New Media and New Literacies, a course offered by Dr. Susan Forbes at SUNY Empire State College, has truly been a journey of discovery in several different ways. My thinking about emerging technology and the future of technology has changed as I have come to realize how the new participatory culture causes new forms of literacy to intersect, diverge and impact the way that we learn. Through relevant blog posts and other online activities, I have become a true member of the participatory culture. According to the Varnelis text, participatory culture means that "a good deal more that human beings value can now be done by individuals, who interact with each other socially, as human beings and as social beings, rather than as market actors through the price system” (Russell, Ito, Richmond & Tuters, 2008 pg.46).
In addition, the day that collective knowledge becomes valued has come as Wikipedia is recognized for the value of collective knowledge and knowledge sharing online. This is truly an “Ah Hah” moment for everyone who is ethically and socially concerned with the integrity of the Internet as a place for knowledge consumption, creation and sharing. The time frame for celebrating the acknowledgment of collective knowledge is brief, due to the fact that power struggles exist within corporations who literally control access and bandwidth to the Internet, and that laws governing these corporations can change at any time. This would severely impact the average user and limit the ability to be fully participatory online.
When I think back on the readings for this course, I still become excited about the possibilities that are presented to web users today, and the technologies that will allow for even more freedom to become creators of knowledge and information in the future. I am happy to see that news is now consumed and created by regular people, and not controlled by a few large corporations who have taken advantage of the news monopolies for far too long.
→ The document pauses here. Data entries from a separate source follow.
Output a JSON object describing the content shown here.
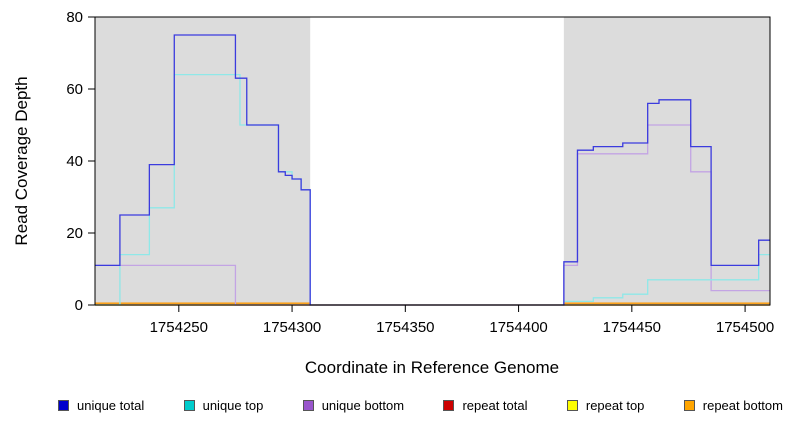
{
  "chart_data": {
    "type": "line",
    "title": "",
    "xlabel": "Coordinate in Reference Genome",
    "ylabel": "Read Coverage Depth",
    "xlim": [
      1754213,
      1754511
    ],
    "ylim": [
      0,
      80
    ],
    "x_ticks": [
      1754250,
      1754300,
      1754350,
      1754400,
      1754450,
      1754500
    ],
    "y_ticks": [
      0,
      20,
      40,
      60,
      80
    ],
    "grid": false,
    "shade_color": "#DCDCDC",
    "shaded_regions": [
      {
        "from": 1754213,
        "to": 1754308
      },
      {
        "from": 1754420,
        "to": 1754511
      }
    ],
    "series": [
      {
        "name": "repeat total",
        "color": "#CC0000",
        "points": [
          [
            1754213,
            0
          ],
          [
            1754511,
            0
          ]
        ]
      },
      {
        "name": "repeat top",
        "color": "#EEEE00",
        "points": [
          [
            1754213,
            0
          ],
          [
            1754511,
            0
          ]
        ]
      },
      {
        "name": "repeat bottom",
        "color": "#FF9900",
        "points": [
          [
            1754213,
            0.5
          ],
          [
            1754308,
            0
          ],
          [
            1754420,
            0.5
          ],
          [
            1754511,
            0.5
          ]
        ]
      },
      {
        "name": "unique bottom",
        "color": "#C3A4E4",
        "points": [
          [
            1754213,
            11
          ],
          [
            1754275,
            0
          ],
          [
            1754420,
            11
          ],
          [
            1754426,
            42
          ],
          [
            1754457,
            50
          ],
          [
            1754476,
            37
          ],
          [
            1754485,
            4
          ],
          [
            1754511,
            4
          ]
        ]
      },
      {
        "name": "unique top",
        "color": "#8FE8E8",
        "points": [
          [
            1754213,
            0
          ],
          [
            1754224,
            14
          ],
          [
            1754237,
            27
          ],
          [
            1754248,
            64
          ],
          [
            1754277,
            50
          ],
          [
            1754294,
            37
          ],
          [
            1754300,
            35
          ],
          [
            1754304,
            32
          ],
          [
            1754308,
            0
          ],
          [
            1754420,
            1
          ],
          [
            1754433,
            2
          ],
          [
            1754446,
            3
          ],
          [
            1754457,
            7
          ],
          [
            1754506,
            14
          ],
          [
            1754511,
            14
          ]
        ]
      },
      {
        "name": "unique total",
        "color": "#3B3BDE",
        "points": [
          [
            1754213,
            11
          ],
          [
            1754224,
            25
          ],
          [
            1754237,
            39
          ],
          [
            1754248,
            75
          ],
          [
            1754275,
            63
          ],
          [
            1754280,
            50
          ],
          [
            1754294,
            37
          ],
          [
            1754297,
            36
          ],
          [
            1754300,
            35
          ],
          [
            1754304,
            32
          ],
          [
            1754308,
            0
          ],
          [
            1754420,
            12
          ],
          [
            1754426,
            43
          ],
          [
            1754433,
            44
          ],
          [
            1754446,
            45
          ],
          [
            1754457,
            56
          ],
          [
            1754462,
            57
          ],
          [
            1754476,
            44
          ],
          [
            1754485,
            11
          ],
          [
            1754506,
            18
          ],
          [
            1754511,
            18
          ]
        ]
      }
    ],
    "legend": [
      {
        "label": "unique total",
        "color": "#0000CC"
      },
      {
        "label": "unique top",
        "color": "#00CCCC"
      },
      {
        "label": "unique bottom",
        "color": "#9955CC"
      },
      {
        "label": "repeat total",
        "color": "#CC0000"
      },
      {
        "label": "repeat top",
        "color": "#FFFF00"
      },
      {
        "label": "repeat bottom",
        "color": "#FFA500"
      }
    ],
    "legend_position": "bottom"
  }
}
During this course, we explored the question: What counts as literacy? Overbaugh states that "any endeavor that requires remembering, understanding, applying, analyzing, evaluating and creating counts as a type of literacy (n.d.). We learned that literacy and many faces, some of which diverge and intersect-we are witnessing the evolution of new languages and forms of communication. "The distinctive contribution of the approach to literacy as social practice lies in the ways in which it involves careful and sensitive attention to what people do with texts, how they make sense of them and use them to further their own purposes in their own learning lives" (Gillen and Barton, 2010, p. 9).
As "more and more technologies become available, they are increasingly deployed in working and playing with texts, in the practice of new and different literacies" (Literacy and the new technologies in school education, 2014). In addition, "Meeting the challenge of new forms of textual practice and media culture and new relations between literacy and IT is likely to play an ever-increasingly significant role in teachers' professional lives, as indeed in society more generally" (Literacy, 2014). The authors explain that teachers and educational institutions need to find ways of re-framing existing ideas about text, language and literacies in order to keep up with the new ways that young people are learning today.
The value of online communication and emerging technologies cannot be underestimated from the standpoint of learning practitioners. Online methods of teaching and learning are improving all the time, and they are not going to disappear. Since online methods of teaching and learning are here to stay, it is of great benefit for educators to fully grasp the intricacies of online learning through study of best practices.
Reference
Gillen, J., & Barton, D. (2010). Digital Literacies. Technology Enhanced
Learning. Retrieved from http://www.tlrp.org/docs/DigitalLiteracies.pdf
Literacy and the new technologies in school education: Meeting the l(IT)eracy challenge?.
(n.d.) >The Free Library. (2014). Retrieved Sep 21 2014 from http://www.thefreelibrary.com/Literacy+and+the+new+technologies+in+school+education%3a+Mee ting+the...-a063132991
Overbaugh, R. (n.d.). Bloom's Taxonomy. Retrieved from
http://ww2.odu.edu/educ/roverbau/Bloom/blooms_taxonomy.htm
Russell, A., Ito, M., Richmond, T., & Tuters, M. (2008). Culture: Media Convergence and
Networked Participation. In Networked Publics (pp. 43-76). Boston, MA: The MIT Press.